The fight against corruption has dominated the public scene in the Lebanon, especially after the country celebrated ending many months of a political logjam and the formation of a new government last January.
Driven by the dire economic need to access some $11 billion in soft loans and grants, pledged last year at the CEDRE conference in Paris, the Lebanon is on a mission to introduce table-turning reforms which are conditional for unlocking a valuable aid package.
Naturally, nepotism and political patronage, which have long-plagued the country’s bureaucracies, figured high on the state’s anti-corruption agenda, next to shadiness associated with the judiciary, electricity file and institutional squandering.
According to the Parliament’s Budget and Finance Committee, unmerited employment, a tool often used by politicians to seduce voters, resulted in the hiring of thousands across state departments on the eve of the 2018 general elections.
MP Jihad al-Samad, who is partaking in ongoing investigations into illegal hiring in the public sector, says the topic has drawn the attention of all political parties who had vouched to reform.
Samad, in an interview with 7D News, says that “political parties in power say that they are serious in the fight against corruption, and these public hires were inspired by Lebanon’s confessional system,” a matter which makes everyone a knowing culprit.
“If these parties are serious in their anti-corruption endeavours, they should act swiftly,” he adds.
Samad also explains that the suspicious hires cited by the Budget and Finance Committee were made in violation of Article 21 of the salary scale law for civil servants and public employees.
The law, which was ratified in 2017, called for the suspension of all forms of public sector hiring and ordered conducting a comprehensive survey of state institutions in order to spot discrepancies and asses needs.
“Ministries have recruited beyond what is permitted -- even if the hire was ordered by a ministerial decree, it remains illegal, because even the Council of Ministers is limited by the above-mentioned law,” Samad says.
While Samad hopes that “the follow-up committee finds actual results, especially with data showing at least 12,000 military and civil servant appointees having been employed illegally and draining state resources”, he left room for doubt saying, “We are working seriously and if we do not reach an outcome, the obstruction would then be political --each party will need to shoulder its responsibilities".
“Article 13 is also clear and stipulates that any employment that does not comply with legal requirements is unlawful, and therefore void," Samad stresses.
Un-planned, Discretionary Hires Cost Lebanese State Millions
Some figures predict there are as many as 300,000 employees enrolled in the public sector.
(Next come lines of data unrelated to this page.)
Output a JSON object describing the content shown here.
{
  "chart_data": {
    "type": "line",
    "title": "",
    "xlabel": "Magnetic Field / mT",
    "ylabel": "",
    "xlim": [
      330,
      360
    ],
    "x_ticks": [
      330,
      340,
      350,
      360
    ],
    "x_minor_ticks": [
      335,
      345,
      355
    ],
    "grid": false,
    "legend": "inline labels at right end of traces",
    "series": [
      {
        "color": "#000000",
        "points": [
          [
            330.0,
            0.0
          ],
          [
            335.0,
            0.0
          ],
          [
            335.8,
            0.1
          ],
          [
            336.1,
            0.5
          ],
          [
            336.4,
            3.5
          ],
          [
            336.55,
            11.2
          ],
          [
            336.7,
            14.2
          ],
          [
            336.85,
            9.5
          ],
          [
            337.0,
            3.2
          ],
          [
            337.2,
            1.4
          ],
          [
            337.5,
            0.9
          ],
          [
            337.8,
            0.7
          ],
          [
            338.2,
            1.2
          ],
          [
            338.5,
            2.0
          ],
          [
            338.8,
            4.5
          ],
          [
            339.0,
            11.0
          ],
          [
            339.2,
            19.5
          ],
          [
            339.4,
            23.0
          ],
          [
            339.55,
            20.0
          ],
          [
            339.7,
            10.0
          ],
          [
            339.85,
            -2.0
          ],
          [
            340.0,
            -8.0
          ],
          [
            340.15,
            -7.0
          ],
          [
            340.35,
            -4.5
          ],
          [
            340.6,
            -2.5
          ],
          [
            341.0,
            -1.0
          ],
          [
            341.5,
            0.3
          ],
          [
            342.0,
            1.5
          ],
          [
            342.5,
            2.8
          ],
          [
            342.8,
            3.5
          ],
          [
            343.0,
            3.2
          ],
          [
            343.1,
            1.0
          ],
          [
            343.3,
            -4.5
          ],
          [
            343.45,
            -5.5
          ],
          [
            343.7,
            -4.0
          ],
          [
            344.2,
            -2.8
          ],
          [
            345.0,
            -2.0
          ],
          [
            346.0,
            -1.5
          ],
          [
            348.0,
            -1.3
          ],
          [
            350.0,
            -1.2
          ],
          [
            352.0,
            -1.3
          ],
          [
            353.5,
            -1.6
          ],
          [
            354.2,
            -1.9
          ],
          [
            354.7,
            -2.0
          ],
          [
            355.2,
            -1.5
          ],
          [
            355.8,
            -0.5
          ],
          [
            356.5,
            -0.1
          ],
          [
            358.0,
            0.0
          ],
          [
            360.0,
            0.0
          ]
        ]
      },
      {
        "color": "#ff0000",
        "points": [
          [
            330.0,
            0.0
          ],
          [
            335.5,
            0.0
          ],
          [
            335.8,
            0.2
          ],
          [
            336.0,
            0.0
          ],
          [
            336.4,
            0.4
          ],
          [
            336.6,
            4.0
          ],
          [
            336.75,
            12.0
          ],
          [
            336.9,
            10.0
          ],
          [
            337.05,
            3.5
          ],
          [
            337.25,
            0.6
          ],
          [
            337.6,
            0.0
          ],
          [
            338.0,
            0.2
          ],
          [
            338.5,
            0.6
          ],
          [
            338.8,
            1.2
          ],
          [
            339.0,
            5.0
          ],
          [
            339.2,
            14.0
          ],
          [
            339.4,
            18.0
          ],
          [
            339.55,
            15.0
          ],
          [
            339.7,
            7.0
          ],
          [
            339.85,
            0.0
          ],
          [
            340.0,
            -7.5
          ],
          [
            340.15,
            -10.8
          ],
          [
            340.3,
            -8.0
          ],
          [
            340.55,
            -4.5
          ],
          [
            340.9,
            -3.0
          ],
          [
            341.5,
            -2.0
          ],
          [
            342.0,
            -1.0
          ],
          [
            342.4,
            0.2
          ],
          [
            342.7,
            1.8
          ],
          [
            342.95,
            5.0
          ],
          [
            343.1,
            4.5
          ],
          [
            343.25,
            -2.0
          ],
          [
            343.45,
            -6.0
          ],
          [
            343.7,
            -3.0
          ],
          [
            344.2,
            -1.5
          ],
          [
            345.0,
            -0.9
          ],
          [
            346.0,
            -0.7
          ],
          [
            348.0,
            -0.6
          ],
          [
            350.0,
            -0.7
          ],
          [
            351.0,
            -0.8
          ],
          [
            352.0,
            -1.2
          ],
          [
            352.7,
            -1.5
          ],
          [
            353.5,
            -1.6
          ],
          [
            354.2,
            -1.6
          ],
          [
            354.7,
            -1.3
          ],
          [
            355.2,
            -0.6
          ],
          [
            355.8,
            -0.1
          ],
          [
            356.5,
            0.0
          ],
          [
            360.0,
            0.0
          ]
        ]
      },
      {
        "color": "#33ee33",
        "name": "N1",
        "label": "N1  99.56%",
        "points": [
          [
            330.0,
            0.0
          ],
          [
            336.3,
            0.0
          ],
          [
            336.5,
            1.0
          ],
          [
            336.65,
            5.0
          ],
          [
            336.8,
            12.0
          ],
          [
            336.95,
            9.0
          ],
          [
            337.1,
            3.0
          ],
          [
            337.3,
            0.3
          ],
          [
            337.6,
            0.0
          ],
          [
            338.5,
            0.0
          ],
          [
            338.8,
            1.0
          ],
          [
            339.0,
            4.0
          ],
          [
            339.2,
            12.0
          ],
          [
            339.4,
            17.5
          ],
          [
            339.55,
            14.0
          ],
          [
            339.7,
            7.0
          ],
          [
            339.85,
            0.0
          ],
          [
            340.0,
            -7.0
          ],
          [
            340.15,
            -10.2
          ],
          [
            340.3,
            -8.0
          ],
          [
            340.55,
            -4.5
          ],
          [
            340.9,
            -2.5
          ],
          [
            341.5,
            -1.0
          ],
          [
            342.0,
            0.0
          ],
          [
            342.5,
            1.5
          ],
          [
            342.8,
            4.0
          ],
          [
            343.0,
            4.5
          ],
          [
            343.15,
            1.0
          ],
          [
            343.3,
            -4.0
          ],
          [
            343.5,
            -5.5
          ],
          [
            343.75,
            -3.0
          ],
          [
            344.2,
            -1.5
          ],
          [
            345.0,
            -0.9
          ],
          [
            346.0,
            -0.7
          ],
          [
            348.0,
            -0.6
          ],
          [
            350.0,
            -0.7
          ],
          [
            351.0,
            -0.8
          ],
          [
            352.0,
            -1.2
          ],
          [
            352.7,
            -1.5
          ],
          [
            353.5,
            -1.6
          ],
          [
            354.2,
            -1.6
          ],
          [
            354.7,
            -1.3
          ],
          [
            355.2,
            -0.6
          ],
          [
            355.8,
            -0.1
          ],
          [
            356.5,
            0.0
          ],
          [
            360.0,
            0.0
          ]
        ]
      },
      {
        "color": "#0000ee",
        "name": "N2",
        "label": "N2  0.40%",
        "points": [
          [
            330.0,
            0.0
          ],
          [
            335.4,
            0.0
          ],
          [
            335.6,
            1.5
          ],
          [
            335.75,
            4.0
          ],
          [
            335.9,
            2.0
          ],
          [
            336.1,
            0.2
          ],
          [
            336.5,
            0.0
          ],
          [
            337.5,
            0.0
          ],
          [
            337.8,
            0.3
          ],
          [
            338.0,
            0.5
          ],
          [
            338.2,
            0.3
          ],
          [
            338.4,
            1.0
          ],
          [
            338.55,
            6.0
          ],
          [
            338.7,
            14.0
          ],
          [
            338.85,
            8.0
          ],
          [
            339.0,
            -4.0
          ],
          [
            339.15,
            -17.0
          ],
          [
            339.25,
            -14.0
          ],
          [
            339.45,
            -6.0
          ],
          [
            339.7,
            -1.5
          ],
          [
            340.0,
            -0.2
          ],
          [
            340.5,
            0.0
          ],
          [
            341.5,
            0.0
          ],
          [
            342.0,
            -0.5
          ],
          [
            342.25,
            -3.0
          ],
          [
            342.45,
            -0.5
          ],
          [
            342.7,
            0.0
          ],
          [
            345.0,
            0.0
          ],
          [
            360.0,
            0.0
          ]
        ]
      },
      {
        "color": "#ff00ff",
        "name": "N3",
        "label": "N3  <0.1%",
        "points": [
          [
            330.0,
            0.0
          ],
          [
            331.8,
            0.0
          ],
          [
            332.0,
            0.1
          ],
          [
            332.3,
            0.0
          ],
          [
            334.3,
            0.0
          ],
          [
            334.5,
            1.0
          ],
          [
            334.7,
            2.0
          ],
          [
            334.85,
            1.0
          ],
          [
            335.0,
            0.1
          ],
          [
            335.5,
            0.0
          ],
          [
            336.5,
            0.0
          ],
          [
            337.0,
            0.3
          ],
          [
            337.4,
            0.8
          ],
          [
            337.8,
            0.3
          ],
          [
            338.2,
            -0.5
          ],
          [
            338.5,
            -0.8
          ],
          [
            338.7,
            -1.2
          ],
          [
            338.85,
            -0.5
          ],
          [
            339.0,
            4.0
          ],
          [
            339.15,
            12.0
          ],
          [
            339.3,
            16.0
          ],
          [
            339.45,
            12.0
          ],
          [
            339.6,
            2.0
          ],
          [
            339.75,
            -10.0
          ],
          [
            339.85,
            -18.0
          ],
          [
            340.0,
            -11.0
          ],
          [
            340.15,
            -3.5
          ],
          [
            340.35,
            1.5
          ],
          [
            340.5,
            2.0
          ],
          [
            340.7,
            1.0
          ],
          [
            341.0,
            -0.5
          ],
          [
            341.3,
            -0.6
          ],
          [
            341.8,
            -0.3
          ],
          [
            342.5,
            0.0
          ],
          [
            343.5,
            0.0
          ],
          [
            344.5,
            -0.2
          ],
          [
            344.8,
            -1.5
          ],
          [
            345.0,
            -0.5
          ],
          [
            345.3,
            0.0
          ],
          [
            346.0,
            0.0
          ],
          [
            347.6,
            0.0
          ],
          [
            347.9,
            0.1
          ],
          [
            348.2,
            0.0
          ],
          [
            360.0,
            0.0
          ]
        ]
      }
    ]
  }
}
Such a figure is shocking as it is one of the highest worldwide and represents nearly 25% of the small Levantine country’s entire workforce.
Information International, a leading Beirut-based research consultancy, says that 65% of government spending goes to paying the public sector’s workforce; out of an estimated $12.5 billion in annual state revenues, $8 billion are spent on the salaries of public servants.
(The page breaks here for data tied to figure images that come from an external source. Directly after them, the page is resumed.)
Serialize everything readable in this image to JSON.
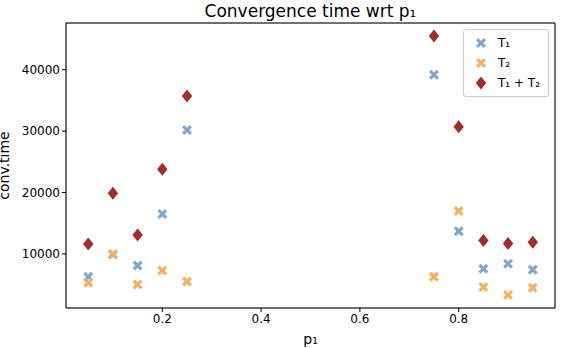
{
  "chart_data": {
    "type": "scatter",
    "title": "Convergence time wrt p₁",
    "x_label": "p₁",
    "y_label": "conv.time",
    "x": [
      0.05,
      0.1,
      0.15,
      0.2,
      0.25,
      0.75,
      0.8,
      0.85,
      0.9,
      0.95
    ],
    "series": [
      {
        "name": "T₁",
        "color": "#7ea6cf",
        "marker": "x",
        "values": [
          6300,
          9900,
          8100,
          16500,
          30200,
          39200,
          13700,
          7600,
          8400,
          7400
        ]
      },
      {
        "name": "T₂",
        "color": "#f7b05b",
        "marker": "x",
        "values": [
          5300,
          10000,
          5000,
          7300,
          5500,
          6300,
          17000,
          4600,
          3300,
          4500
        ]
      },
      {
        "name": "T₁ + T₂",
        "color": "#a52a2a",
        "marker": "diamond",
        "values": [
          11600,
          19900,
          13100,
          23800,
          35700,
          45500,
          30700,
          12200,
          11700,
          11900
        ]
      }
    ],
    "xlim": [
      0.005,
      0.995
    ],
    "ylim": [
      1190,
      47610
    ],
    "xticks": [
      0.2,
      0.4,
      0.6,
      0.8
    ],
    "yticks": [
      10000,
      20000,
      30000,
      40000
    ],
    "grid": true,
    "legend": "upper right"
  }
}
Expert economist Elie Yashuei says that excessive and random hiring has cost the state’s treasury a minimum of $500 million annually, a figure accounting for 10% of the national budget deficit and which excludes end-of-service and pension costs.
This amount could have been used to repair a power plant that is responsible for nearly 32% of the public deficit alone, Yashuei tells 7D News.
Even if the situation is corrected, the state will not be able to take back what has been misspent, but it will be able to reduce future expenses, he adds.
Whilst underscoring the need for a comprehensive and official survey that produces accurate information on all those on the public sector payroll, such as terms of employment, post held and whether or not they are necessary, Yashuei says that deeply-rooted political patronage and sectarian interests make it very difficult to regulate public sector employment, unless a serious decision is made to end the years-long era of discretionary hiring.
Unsystematic hiring is one of the many faults, such as tax and customs evasion and much more, depleting Lebanon’s national resources, he adds. Though he says it is good to start “somewhere”.
“We hope to see results, despite our experience in how corruption-linked files are handled,” Yashuei said in an oblique hint at Lebanon’s malfeasance-rich history.
A study by the World Bank revealed that the cost of corruption in Lebanon amounts to 10 billion dollars annually, half of which is in direct and internal losses within public administrations.